The truth beneath Jasper Johns' stars and stripes

This article is more than 15 years old
Johns' Flag takes a familiar image and transforms it into the great American novel of modern art

The American flag becomes a fraught ambiguous thing, at once object and history, public icon and secret diary, in Jasper Johns' revelatory masterpiece painted - or is the right word "made"? - in 1954 or 1955. It is a painting that is also a sculpture. At first, what you see is simple: the stars and stripes, love 'em or hate 'em. Look closer - and this is, profoundly, a work of art to experience in itself. In the original - owned by New York's Museum of Modern Art since the 1950s - you start to see are fragments of headlines and photographs clipped from newspapers, sunk beneath the soft waxen surface of the work. Johns painted Flag using the encaustic method, an ancient art form in which pigments are suspended in hot wax.

Mummy portraits from the Fayoum delta use encaustic methods to create astonishingly sharp images of faces. Johns uses it to build a flag that is more solid and more substantial, somehow more real, and yet also more complex and infinitely more enigmatic, than an actual flag.

Instead of capturing the waving motion of a banner held aloft - as Uccello does in The Battle of San Romano and as, in an American context, Emmanuel Gottlieb Leutze does in his stirring 1851 history painting Washington Crossing the Delaware - Johns freezes its motion. His flag will never flutter. It is a monument to a flag: the flag mummified.

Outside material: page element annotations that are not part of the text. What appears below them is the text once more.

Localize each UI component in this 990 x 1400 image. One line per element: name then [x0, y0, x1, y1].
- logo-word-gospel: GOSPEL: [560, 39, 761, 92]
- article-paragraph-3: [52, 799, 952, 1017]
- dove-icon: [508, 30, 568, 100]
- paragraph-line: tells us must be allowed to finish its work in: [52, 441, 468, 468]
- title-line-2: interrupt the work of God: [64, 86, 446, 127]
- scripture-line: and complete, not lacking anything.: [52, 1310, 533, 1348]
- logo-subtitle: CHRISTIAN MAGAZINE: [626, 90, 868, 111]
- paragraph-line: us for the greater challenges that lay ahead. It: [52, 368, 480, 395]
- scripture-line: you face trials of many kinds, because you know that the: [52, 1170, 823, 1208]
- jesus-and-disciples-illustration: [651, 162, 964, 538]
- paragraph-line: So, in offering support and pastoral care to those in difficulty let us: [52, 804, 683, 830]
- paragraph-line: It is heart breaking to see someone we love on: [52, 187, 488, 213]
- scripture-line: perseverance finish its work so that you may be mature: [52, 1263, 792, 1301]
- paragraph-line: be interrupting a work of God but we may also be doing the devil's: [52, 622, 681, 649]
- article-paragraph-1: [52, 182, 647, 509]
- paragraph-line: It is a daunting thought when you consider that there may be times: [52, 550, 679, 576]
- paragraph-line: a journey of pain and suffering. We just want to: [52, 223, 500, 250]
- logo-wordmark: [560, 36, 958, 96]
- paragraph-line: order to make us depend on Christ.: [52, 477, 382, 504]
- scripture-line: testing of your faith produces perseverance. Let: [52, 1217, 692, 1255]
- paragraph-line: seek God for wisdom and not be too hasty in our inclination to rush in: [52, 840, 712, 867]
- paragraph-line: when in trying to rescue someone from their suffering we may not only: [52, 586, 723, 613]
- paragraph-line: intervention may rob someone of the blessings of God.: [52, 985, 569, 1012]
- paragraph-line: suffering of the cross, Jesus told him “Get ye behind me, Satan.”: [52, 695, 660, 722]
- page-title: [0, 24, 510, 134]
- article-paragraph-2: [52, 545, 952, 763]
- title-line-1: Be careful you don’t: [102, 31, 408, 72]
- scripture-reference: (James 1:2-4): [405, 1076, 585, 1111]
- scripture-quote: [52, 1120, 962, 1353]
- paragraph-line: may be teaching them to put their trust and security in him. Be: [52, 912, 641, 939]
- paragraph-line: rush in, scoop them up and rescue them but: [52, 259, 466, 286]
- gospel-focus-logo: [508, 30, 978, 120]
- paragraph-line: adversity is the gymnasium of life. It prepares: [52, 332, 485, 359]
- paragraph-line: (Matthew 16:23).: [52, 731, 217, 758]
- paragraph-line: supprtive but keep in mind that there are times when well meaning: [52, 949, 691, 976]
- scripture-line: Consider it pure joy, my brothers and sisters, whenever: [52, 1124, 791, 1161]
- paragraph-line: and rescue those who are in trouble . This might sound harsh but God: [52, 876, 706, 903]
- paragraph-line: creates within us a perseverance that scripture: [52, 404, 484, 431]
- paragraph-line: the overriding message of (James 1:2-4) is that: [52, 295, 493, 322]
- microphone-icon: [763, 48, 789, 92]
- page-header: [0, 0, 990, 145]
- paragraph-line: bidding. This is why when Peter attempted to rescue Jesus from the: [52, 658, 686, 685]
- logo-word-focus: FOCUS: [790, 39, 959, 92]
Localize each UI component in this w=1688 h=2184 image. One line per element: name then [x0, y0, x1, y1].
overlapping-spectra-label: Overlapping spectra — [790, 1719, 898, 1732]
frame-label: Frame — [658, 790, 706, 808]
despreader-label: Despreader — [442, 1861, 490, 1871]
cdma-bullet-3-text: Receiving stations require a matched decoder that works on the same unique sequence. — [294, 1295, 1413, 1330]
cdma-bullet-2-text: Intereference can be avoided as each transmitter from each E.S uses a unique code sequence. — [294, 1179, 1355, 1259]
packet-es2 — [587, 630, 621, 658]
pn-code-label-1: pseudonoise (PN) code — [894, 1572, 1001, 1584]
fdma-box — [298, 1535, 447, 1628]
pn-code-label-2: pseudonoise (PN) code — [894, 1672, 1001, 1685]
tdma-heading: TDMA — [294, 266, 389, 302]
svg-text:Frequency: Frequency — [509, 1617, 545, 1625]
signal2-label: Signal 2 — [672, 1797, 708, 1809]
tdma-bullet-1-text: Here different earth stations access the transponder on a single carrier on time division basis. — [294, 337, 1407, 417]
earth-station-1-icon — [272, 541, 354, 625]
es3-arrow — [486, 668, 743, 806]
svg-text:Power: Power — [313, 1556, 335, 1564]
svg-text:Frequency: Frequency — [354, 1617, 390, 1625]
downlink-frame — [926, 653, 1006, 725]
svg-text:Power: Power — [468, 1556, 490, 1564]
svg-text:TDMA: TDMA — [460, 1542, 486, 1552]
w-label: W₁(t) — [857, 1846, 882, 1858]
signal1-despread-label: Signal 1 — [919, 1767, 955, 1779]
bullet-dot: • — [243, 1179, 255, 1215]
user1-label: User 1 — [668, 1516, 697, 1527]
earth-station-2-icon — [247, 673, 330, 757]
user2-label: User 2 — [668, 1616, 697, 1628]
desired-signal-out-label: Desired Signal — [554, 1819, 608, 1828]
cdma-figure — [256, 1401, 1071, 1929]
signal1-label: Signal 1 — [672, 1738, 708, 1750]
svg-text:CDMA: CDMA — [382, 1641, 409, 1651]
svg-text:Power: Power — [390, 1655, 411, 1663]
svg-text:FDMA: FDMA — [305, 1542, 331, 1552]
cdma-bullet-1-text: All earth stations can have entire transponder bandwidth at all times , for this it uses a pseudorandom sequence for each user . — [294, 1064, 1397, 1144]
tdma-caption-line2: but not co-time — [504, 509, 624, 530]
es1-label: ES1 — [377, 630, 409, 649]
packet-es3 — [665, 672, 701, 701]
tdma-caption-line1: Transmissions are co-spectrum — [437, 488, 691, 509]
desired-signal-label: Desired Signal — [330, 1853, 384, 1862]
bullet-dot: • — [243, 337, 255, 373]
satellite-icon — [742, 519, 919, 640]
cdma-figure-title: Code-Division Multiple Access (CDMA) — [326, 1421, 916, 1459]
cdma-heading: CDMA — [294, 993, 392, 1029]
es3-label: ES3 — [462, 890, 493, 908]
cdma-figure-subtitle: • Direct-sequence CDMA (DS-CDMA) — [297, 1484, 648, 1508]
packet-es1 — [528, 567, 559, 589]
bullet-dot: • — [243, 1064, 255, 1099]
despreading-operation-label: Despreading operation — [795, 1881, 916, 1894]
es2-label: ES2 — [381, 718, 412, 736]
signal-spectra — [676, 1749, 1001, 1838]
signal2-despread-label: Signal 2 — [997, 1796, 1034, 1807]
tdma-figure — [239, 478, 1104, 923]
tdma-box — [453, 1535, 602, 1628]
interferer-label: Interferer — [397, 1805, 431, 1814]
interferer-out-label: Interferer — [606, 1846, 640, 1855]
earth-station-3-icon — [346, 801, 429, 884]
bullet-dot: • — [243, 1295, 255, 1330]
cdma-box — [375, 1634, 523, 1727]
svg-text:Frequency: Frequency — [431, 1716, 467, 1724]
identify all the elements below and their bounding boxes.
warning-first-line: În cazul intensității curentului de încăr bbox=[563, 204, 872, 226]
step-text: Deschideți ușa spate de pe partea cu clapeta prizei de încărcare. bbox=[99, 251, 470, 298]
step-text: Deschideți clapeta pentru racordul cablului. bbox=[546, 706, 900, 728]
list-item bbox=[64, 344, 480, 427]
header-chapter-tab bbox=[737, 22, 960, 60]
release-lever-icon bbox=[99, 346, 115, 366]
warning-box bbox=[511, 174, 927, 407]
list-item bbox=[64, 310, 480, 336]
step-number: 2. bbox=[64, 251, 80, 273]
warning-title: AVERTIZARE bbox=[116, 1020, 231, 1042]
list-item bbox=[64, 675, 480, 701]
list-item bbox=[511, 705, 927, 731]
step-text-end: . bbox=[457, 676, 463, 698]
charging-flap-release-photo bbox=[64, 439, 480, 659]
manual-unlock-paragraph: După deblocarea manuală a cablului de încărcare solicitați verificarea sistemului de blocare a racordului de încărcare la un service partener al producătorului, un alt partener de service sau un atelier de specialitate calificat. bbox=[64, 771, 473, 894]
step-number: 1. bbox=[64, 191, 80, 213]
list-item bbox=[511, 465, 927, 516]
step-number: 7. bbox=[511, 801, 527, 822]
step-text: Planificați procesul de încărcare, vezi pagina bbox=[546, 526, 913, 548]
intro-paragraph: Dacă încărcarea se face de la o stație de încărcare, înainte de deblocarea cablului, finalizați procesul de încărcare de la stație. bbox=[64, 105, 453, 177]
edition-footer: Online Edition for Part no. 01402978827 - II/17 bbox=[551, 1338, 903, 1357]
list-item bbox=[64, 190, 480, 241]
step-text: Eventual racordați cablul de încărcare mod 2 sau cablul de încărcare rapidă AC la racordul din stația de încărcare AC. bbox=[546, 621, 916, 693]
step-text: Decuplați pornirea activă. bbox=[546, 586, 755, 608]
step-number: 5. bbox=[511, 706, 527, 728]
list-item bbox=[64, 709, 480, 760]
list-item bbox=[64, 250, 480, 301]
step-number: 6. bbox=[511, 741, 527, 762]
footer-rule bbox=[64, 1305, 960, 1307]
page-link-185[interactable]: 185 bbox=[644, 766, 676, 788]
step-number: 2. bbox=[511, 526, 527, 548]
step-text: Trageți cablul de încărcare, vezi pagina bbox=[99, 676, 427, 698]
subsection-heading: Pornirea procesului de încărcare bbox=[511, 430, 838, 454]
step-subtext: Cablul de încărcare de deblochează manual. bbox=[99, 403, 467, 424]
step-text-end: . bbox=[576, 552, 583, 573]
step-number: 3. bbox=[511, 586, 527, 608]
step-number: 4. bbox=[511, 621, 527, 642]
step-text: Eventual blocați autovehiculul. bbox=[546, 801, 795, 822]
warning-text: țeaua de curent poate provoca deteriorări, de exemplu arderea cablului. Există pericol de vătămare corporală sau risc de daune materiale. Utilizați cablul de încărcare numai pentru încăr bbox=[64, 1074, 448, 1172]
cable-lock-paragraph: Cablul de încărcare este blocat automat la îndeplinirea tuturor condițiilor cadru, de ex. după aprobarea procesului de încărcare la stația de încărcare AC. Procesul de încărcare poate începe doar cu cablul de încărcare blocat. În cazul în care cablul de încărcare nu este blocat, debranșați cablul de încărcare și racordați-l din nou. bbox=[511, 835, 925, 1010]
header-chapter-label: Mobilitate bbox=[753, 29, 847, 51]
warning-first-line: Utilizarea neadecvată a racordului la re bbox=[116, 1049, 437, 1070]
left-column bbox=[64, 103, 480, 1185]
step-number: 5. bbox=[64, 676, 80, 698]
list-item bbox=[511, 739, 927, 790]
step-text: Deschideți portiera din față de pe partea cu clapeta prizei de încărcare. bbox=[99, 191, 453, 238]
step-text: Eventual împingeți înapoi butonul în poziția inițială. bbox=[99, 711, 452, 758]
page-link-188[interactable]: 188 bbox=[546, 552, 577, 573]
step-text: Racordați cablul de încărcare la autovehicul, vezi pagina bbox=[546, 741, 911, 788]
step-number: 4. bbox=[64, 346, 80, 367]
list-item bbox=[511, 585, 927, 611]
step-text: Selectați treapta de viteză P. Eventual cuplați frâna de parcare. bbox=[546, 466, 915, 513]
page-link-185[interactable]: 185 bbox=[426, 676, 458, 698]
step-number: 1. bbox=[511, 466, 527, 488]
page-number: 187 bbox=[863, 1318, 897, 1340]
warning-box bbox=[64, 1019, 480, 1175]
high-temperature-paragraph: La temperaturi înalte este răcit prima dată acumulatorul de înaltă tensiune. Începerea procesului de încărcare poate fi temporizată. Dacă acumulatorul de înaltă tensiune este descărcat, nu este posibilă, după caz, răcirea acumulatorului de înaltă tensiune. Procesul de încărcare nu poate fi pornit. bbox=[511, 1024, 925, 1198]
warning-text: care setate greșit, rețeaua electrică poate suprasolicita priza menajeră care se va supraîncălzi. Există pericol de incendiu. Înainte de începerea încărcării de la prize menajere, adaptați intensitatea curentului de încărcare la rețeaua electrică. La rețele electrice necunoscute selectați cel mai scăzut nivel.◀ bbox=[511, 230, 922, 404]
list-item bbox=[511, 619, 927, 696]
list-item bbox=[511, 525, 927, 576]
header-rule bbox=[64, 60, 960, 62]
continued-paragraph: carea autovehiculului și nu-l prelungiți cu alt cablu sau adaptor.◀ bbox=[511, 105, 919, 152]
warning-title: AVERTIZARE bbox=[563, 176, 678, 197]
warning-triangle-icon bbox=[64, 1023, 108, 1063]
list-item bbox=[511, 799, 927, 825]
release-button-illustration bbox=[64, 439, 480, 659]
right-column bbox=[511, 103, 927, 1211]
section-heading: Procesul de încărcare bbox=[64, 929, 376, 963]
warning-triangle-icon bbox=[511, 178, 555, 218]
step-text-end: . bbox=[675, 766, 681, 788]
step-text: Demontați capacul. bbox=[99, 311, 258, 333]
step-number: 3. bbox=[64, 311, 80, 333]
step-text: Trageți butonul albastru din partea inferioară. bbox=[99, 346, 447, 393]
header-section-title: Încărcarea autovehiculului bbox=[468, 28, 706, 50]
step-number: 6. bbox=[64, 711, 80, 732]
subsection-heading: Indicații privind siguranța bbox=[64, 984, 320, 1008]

In its stilled lucidity lurk half-readable stories: the small-fry stuff of yesterday's papers, or important events? Do they add up to some secret meaning? There is the sense of many lives, many narratives hidden beneath the common identity of Americans. This painting, this artwork, is like a great American novel. It captures in its monumental ghostly depths the intricate truths every simple facade conceals. Who are Americans? What are they like? The truth lies deeper than the stars and stripes.

An election - and another great political work by Johns is his painted map of the US - is a collage, a moment when the fragments of torn reality rise up out of the flag's prison to reveal themselves for what they are. Hope and fear are pressing now against the encaustic.